Over the course of the day we were reminded that Tim Parker took on the job as Post Office chair by agreeing to give the company 1.5 days of his time a week. He then successfully managed to reduce that to 2 days a month. Just the man to run an organisation which he described in “deep crisis” at the time he joined, with “an awful lot going on… and an awful lot of stuff that needs addressing.” Challenged on this, Parker said:
“you asked the question… that somehow what happened here was the result of me not spending enough time at the Post Office, and I would certainly rebut that suggestion. I would say that I was a very active, energetic chair who took a lot of time and spent time with people to understand the business.”
The only way that logic could makes sense was if Parker’s reign was an unqualified success. As it was, he took the business from crisis into catastrophic failure, to the point that were it any ordinary organisation, it would be dissolved.
Parker’s shoulder-shrugging about the inevitability of litigation might have held more weight were it not for the fact that once the judge (Mr Justice Fraser) had begun to find in favour of the Subpostmasters, the Post Office threw the kitchen sink at trying to get him recused.
Parker says when Jane MacLeod suggested the Post Office attempt a recusal application, he was “a little bit uneasy… it’s big deal to get a judge to accept that they had made a judgment that was wrong on technical grounds”. Nonetheless, the Post Office went to the finest lawyers money could buy – Lords Grabiner and Neuberger.
According to Parker, Grabiner “said something along the lines that we had a duty almost to ask for the judge’s recusal….The way the advice was framed was that.. almost… the law required us, where we thought something had been incorrectly managed for whatever reason, we needed to act upon it.”
Grabiner’s claim that the Post Office had a “duty” to apply for recusal was described by Grabiner as nothing more than his personal emphasis, nothing to do with a legal duty. Beer asked Parker: “Can you recall whether you formed a view as in what sense you were under a duty to make the application?”
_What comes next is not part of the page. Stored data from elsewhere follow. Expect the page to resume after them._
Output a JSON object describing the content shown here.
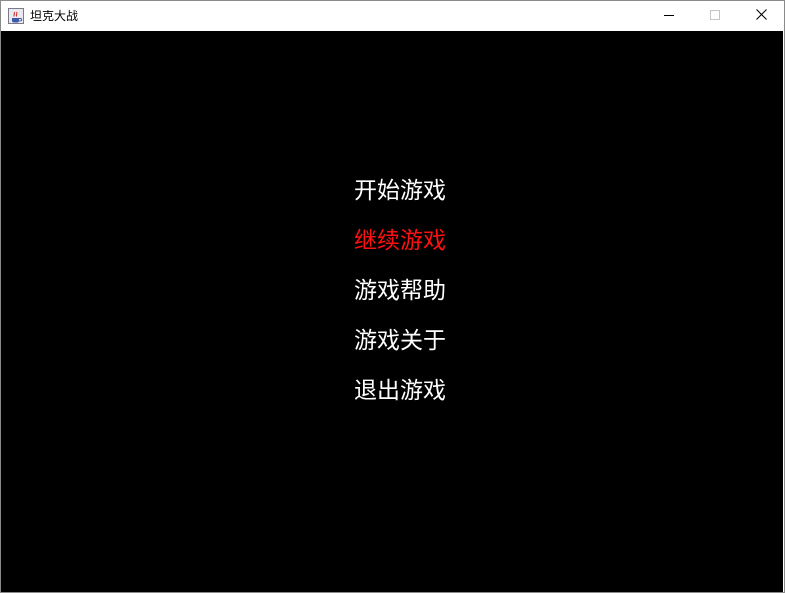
{
  "window": {
    "title": "坦克大战",
    "app_icon": "java-cup-icon",
    "controls": {
      "minimize_icon": "minimize-icon",
      "maximize_icon": "maximize-icon",
      "close_icon": "close-icon"
    }
  },
  "game": {
    "background_color": "#000000",
    "menu": {
      "items": [
        {
          "label": "开始游戏"
        },
        {
          "label": "继续游戏"
        },
        {
          "label": "游戏帮助"
        },
        {
          "label": "游戏关于"
        },
        {
          "label": "退出游戏"
        }
      ],
      "selected_index": 1,
      "normal_color": "#ffffff",
      "selected_color": "#ff1010"
    }
  }
}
Parker replied: “I don’t want to make too much of this duty thing. I think we just got advice from two very, very senior lawyers and felt on balance that advice should be taken.”
Swift exit
The Swift report seems to have been strangled at birth by Jane MacLeod. She allegedly told Parker he could not release it to the Post Office board and then connived to ensure that the minister, Baroness Neville Rolfe, never got to see a copy. In fact – it was such a sensitive document it wasn’t initially digitised. According to Parker, under MacLeod’s instruction, the review was held in paper copy only by four people at the Post Office – MacLeod, Rodric Williams, Patrick Bourke and Mark Underwood.
Swift made eight recommendations including a proper review of the Horizon IT system. He also recommended every single Post Office prosecution should be investigated. Parker tasked MacLeod with implementing the Swift review. She, Williams and Bourke soon found an excuse to avoid doing so. When the Bates v Post Office litigation came around, Williams wrote of the need to create “a piece of advice that says TP [Tim Parker] should stop any further work”. Williams continued “I’m conscious that this feels somewhat unpleasant in that we are being asked to provide political cover for TP. However, putting aside the political background, shutting down TP’s review is, in my view, still the right thing to do.”
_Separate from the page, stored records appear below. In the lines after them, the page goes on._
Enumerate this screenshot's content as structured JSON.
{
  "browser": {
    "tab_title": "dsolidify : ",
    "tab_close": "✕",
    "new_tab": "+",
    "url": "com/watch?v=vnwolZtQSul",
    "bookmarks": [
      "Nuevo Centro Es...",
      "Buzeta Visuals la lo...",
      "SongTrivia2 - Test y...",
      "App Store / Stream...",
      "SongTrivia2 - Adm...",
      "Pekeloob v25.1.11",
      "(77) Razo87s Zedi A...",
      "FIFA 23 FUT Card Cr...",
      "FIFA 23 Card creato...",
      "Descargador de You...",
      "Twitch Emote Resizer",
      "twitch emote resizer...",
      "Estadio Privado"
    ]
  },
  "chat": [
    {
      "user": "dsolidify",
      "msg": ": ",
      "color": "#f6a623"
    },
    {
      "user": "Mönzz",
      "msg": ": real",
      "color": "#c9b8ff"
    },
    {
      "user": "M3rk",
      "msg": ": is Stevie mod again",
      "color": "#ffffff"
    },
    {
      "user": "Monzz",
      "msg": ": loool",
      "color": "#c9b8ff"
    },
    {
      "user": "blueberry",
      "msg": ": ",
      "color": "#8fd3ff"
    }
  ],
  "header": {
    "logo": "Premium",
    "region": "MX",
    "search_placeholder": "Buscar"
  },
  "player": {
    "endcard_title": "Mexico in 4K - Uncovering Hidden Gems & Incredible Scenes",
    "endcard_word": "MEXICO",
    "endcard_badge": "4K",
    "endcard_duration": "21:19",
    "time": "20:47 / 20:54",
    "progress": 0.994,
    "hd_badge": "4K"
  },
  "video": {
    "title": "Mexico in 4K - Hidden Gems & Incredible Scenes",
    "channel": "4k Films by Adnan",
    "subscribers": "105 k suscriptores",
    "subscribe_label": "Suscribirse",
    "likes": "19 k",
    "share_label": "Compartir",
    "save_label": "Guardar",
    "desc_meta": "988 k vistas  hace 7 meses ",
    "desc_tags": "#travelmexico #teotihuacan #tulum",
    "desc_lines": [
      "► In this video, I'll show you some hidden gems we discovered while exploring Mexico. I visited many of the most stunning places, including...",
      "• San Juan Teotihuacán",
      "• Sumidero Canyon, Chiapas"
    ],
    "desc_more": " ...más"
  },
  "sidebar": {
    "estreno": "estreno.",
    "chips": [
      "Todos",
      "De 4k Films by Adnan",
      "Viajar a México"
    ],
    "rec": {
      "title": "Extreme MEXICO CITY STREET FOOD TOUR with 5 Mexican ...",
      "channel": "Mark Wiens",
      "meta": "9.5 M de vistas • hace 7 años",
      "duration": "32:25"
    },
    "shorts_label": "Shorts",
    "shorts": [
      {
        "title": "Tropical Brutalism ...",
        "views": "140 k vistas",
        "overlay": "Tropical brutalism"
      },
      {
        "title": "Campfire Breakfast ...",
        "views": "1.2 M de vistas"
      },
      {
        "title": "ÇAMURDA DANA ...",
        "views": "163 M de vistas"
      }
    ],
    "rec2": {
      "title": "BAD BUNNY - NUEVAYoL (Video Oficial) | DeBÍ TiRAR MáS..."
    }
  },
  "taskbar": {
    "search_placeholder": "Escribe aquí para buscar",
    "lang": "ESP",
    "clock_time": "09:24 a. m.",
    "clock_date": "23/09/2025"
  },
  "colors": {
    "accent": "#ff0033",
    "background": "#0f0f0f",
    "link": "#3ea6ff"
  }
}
Patrick Bourke wrote: “the litigation makes the Review irrelevant since the issues to be considered will be put to a higher standard of testing in the Courts; to continue would be fruitless since we couldn’t use its output, senseless in terms of expenditure, and present unnecessary risk to the organisation’s legal position.”
Between them, they got their way. And what of Parker, the semi-absent, part-time chair?
“When you get to see these emails… which are what’s going on behind the scenes,” he said, “it kind of puts a different complexion on things”.
Jane MacLeod has refused to be questioned by the Inquiry.